Hello everyone on the forum

1. Background
I have been working on quantization using the x86 backend and have successfully obtained an 8-bit quantized model with various parameters. Now, I am looking to deploy this quantized model on an embedded device. As a result, I need to manually implement all the quantization, convolution, and dequantization operations. However, I have encountered some issues while implementing the convolution operation. I would greatly appreciate it if anyone could kindly assist me.

2. Problem
The code is as follows. I have defined a model and performed quantization. Finally, I manually implemented the convolution quantization process.
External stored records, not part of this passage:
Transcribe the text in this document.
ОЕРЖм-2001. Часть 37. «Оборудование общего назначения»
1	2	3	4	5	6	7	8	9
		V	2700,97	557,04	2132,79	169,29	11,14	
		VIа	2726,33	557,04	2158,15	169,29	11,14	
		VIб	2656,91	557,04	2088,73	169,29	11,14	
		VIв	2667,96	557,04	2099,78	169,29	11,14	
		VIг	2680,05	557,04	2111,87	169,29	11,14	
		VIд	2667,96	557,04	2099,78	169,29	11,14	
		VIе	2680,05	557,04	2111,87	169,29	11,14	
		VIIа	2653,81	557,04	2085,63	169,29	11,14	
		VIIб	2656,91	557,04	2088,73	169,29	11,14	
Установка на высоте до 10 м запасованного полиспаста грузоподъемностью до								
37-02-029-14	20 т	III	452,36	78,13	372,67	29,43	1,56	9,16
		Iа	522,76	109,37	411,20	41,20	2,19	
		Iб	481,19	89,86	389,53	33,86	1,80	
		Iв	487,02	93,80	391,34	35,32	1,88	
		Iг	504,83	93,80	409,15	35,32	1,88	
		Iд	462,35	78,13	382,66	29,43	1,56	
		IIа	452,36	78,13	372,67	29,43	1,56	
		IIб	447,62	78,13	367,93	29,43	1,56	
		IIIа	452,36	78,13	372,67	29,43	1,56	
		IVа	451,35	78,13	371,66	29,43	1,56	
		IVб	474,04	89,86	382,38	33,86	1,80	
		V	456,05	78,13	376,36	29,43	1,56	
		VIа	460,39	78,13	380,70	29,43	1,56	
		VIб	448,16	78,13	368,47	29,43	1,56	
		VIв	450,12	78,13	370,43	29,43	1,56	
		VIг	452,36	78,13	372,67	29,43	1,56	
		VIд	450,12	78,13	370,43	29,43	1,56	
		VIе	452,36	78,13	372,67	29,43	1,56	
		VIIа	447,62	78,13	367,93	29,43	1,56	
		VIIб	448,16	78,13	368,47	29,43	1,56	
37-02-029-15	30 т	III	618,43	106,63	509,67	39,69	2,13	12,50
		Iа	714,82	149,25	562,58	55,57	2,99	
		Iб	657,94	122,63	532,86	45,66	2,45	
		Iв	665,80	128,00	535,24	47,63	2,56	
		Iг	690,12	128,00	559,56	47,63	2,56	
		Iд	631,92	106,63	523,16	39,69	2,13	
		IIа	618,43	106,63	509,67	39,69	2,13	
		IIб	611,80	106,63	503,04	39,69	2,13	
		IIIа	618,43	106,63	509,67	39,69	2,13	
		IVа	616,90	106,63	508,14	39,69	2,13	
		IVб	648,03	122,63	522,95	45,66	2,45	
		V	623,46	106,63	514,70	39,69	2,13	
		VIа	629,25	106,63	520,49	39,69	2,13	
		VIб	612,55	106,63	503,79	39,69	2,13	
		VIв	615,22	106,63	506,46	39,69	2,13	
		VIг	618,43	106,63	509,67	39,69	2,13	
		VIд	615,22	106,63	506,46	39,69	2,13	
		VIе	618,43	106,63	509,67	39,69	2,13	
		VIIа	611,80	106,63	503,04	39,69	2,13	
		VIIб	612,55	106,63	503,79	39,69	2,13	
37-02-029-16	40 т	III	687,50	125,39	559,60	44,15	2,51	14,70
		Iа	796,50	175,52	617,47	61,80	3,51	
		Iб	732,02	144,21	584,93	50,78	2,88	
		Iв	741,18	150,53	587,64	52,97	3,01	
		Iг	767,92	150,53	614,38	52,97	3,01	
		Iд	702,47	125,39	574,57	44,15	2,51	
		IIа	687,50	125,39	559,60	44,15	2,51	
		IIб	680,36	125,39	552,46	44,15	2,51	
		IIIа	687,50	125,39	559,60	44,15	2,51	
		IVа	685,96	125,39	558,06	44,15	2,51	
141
However, after multiple runs, the results consistently vary. Despite numerous attempts and repeated runs, the outcomes remain consistently unsuccessful.

import torch
import torch.nn as nn


class CustomModel(nn.Module):
    def __init__(self):
        super().__init__()
        self.quant = torch.quantization.QuantStub()
        self.conv1 = nn.Conv2d(in_channels=1, out_channels=3, kernel_size=3, stride=1)
        self.dequant = torch.quantization.DeQuantStub()

    def forward(self, x):
        x = self.quant(x)
        x = self.conv1(x)
        x = self.dequant(x)
        return x


net = CustomModel()
net.eval()

backend = "x86"
net.qconfig = torch.quantization.get_default_qconfig(backend)

print(net.qconfig)
torch.quantization.prepare(net, inplace=True)

calibrate_data = torch.randint(low=0, high=255, size=(1, 4, 16), dtype=torch.uint8).unsqueeze(0)
calibrate_data = calibrate_data / 255
_ = net(calibrate_data)

torch.quantization.convert(net, inplace=True)

channel1 = torch.arange(0, 9).view(3, 3).to(torch.int8).unsqueeze(0)
input_data = channel1.unsqueeze(0)
input_data = input_data / 255
activations = []


def custom_hook(module, input, output):
    info = {
        'module': module,
        'input': input,
        'output': output
    }
    activations.append(info)


for name, module in net.named_modules():
    if len(list(module.children())) == 0:
        module.register_forward_hook(custom_hook)

_ = net(input_data)

# manual implementation
qx = activations[1]['input'][0].int_repr()
wx = activations[1]['module'].weight().int_repr()

sinput = activations[1]['input'][0].q_scale()
zinput = activations[1]['input'][0].q_zero_point()

sweight = activations[1]['module'].weight().q_per_channel_scales()
zweight = activations[1]['module'].weight().q_per_channel_zero_points()

soutput = activations[1]['module'].scale
zoutput = activations[1]['module'].zero_point

bias = activations[1]['module'].bias()
qbias = torch.round(bias / (sinput * sweight))

for i in range(3):
    qoutput = torch.sum((qx - zinput) * (wx - zweight[i])) + qbias[i]
    qoutput = torch.round(qoutput * sinput * sweight[i] / soutput + zoutput)
    qoutput = torch.clamp(qoutput, 0, 256)

    print(qoutput)
    print(activations[1]['output'][0][i].int_repr())

    print((activations[1]['output'][0][i].int_repr() == qoutput).sum())

3. Running result

tensor(63., dtype=torch.float64, grad_fn=<ClampBackward1>)
tensor([[61]], dtype=torch.uint8)
tensor(0)
tensor(62., dtype=torch.float64, grad_fn=<ClampBackward1>)
tensor([[61]], dtype=torch.uint8)
tensor(0)
tensor(72., dtype=torch.float64, grad_fn=<ClampBackward1>)
tensor([[73]], dtype=torch.uint8)
tensor(0)

4. My various attempts to solve this problem

4.1

The problem discussed in this post is similar to mine, but despite attempting the suggested solutions, I was unable to resolve the issue. My code examples and attempts were primarily based on the discussions in that post.

qoutput = qx * wx + qbias

The code provided in Rocket Xu’s answer does not subtract the zero-point (zpoint), and I also attempted to run the code without subtracting the zpoint. However, the results were incorrect.
4.2

This post is also similar to my problem, although it relates to linear layers. Upon observation, I noticed that the implementation in the post is quite similar to mine.

After many attempts, I have no other way, can give me some suggestions?

Hi @Cao_kim, have you taken a look at Executorch? It is a library that can be used to run PyTorch programs on device and supports quantization. See Quantization Overview — ExecuTorch 0.2 documentation for more details

Thank you for your response, but I need to implement the processes of quantization, convolution, and dequantization using C++ in order to facilitate deployment on embedded devices. It seems that this may not be suitable.